We overestimated mortality in February. This is potentially due to a spike in January, which confused our models. Our estimates for the next 3 months show similar trends as the past few months.

1. Prophet
Prophet developed by Facebook, Prophet is an open-source time series forecasting tool that uses a decomposable time series model to make predictions.It is an additive regresssive model with piecewise linear or logistic growth cruve. We can include yearly seasonal component using forurier series and weekly seasonal component using dummy variables.

2. Naive
A naive forecast simply assumes that the future value of a time series will be equal to its current value.It is used only to compare forecasts generated by better sophisticated techniques.

3. Simple exponential smoothing
A basic forecasting technique that gives more weight to recent data points and less weight to older data points. It is often used for short term forecasts.

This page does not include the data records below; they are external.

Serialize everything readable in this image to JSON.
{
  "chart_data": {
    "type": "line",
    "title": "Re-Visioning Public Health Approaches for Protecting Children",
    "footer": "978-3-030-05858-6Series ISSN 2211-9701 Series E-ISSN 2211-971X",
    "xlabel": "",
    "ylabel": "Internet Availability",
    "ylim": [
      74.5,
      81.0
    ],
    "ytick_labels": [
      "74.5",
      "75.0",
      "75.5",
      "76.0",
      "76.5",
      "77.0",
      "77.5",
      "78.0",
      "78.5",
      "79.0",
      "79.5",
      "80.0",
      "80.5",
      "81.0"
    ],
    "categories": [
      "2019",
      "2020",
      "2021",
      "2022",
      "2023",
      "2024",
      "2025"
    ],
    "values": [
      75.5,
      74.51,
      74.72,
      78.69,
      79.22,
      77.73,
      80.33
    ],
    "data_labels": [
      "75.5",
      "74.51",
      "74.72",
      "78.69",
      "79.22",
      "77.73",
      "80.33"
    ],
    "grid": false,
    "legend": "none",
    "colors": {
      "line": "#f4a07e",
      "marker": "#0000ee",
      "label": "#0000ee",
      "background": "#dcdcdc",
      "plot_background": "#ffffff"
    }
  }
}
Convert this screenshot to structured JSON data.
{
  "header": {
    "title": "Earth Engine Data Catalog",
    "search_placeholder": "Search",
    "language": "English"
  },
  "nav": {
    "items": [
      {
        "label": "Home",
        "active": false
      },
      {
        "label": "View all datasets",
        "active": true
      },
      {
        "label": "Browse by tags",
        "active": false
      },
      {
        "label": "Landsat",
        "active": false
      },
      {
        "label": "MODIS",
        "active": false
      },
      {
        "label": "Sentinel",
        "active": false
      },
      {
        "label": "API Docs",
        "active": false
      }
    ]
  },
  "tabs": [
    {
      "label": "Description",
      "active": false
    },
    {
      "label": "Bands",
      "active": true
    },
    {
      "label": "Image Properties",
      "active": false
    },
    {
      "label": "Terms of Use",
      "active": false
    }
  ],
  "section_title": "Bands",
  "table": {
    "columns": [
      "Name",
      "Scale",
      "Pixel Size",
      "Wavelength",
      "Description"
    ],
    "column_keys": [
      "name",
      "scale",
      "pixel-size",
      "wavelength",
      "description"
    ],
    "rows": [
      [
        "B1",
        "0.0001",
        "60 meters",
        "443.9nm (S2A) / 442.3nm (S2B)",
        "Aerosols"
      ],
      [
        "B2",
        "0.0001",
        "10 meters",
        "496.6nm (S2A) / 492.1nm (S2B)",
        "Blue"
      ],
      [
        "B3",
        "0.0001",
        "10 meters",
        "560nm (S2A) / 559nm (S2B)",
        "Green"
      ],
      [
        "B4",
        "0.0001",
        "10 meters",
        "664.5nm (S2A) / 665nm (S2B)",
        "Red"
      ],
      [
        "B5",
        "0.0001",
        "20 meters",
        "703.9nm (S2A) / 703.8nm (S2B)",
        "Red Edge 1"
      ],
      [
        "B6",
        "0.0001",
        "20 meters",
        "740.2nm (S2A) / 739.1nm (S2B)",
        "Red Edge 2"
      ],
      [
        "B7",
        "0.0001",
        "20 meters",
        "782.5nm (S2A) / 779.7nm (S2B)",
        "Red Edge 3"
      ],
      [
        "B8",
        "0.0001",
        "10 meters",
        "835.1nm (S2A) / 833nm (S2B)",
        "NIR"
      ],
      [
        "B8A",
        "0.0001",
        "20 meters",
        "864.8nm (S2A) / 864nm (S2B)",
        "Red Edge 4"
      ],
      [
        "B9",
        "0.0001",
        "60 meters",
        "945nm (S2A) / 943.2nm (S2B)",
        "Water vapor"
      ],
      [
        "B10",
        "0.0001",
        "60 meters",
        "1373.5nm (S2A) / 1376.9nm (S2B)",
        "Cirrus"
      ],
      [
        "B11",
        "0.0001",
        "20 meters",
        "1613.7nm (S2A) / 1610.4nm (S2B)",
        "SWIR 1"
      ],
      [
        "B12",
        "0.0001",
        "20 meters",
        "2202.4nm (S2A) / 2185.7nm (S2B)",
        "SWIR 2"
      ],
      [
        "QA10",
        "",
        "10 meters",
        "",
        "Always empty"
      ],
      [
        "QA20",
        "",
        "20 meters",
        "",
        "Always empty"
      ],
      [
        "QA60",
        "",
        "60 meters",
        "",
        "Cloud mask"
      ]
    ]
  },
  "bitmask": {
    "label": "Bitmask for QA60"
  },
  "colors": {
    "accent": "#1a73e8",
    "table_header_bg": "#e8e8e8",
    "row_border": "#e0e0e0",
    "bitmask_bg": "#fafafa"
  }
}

4. Holt-Winters forecasting
Also known as triple exponential smoothing, Holt’s linear method adds a trend component to the model to capture any upward or downward trends in the data.The Holt-Winters method takes into account three components of a time series: level, trend, and seasonality. Level refers to the average value of the series over time, trend refers to the direction and magnitude of any long-term changes, and seasonality refers to any periodic fluctuations that occur at fixed intervals (such as daily, weekly, or monthly). It only works stationary data.

5. TBATS
The TBATS (Trigonometric seasonality, Box-Cox transformation, ARMA errors, Trend, and Seasonal components) model is a state-of-the-art forecasting technique that can handle multiple seasonalities and non-linear trends.TBATS is a robust and flexible forecasting algorithm that can handle time series with multiple seasonal patterns, trend, and non-linear growth. It can also accommodate time series data with different distributions and can automatically select the best forecasting model.

6. ARIMA
ARIMA is a time series forecasting technique that models the autocorrelation in the data using a combination of autoregressive (AR), integrated (I), and moving average (MA) terms.ARIMA models involve three components: autoregression, differencing, and moving average. Autoregression refers to using the past values of a time series to predict future values. Differencing involves taking the difference between consecutive observations to make the time series stationary. Moving average involves using past forecast errors to predict future values. The ARIMA model is denoted as ARIMA(p, d, q), where p is the order of the autoregressive component, d is the degree of differencing required to make the time series stationary, and q is the order of the moving average component. The parameters p, d, and q are estimated from the data using techniques such as maximum likelihood estimation.

7. Auto.Arima
Auto.Arima is an automated version of the ARIMA (Autoregressive Integrated Moving Average) model, which is a popular time series forecasting technique. The Auto ARIMA algorithm starts by fitting an initial ARIMA model to the data and then systematically tests alternative models with different combinations of p, d, and q values. The algorithm selects the best model based on the Akaike Information Criterion (AIC) or the Bayesian Information Criterion (BIC), which are statistical measures of the goodness of fit of a model. The selected model is then used to generate forecasts for the time series.

SARIMA
Seasonal ARIMA is an extension of the ARIMA model that can handle seasonal patterns in the data. Many real-world time series exhibit seasonal patterns, such as weekly or monthly cycles, which cannot be captured by ARIMA models. SARIMA models overcome this limitation by adding seasonal components to the ARIMA model. Specifically, SARIMA models add four additional parameters to the ARIMA model, denoted as (P, D, Q, s), where P, D, and Q represent the autoregressive, differencing, and moving average parameters for the seasonal component, and s represents the length of the seasonal cycle. It assumes that the data is stationary.

Evaluation criteria
We combined all 8 models into function and choose the model based on least root mean square error. We got SARIMA as best model for prediction for mortality as well as hospitalization.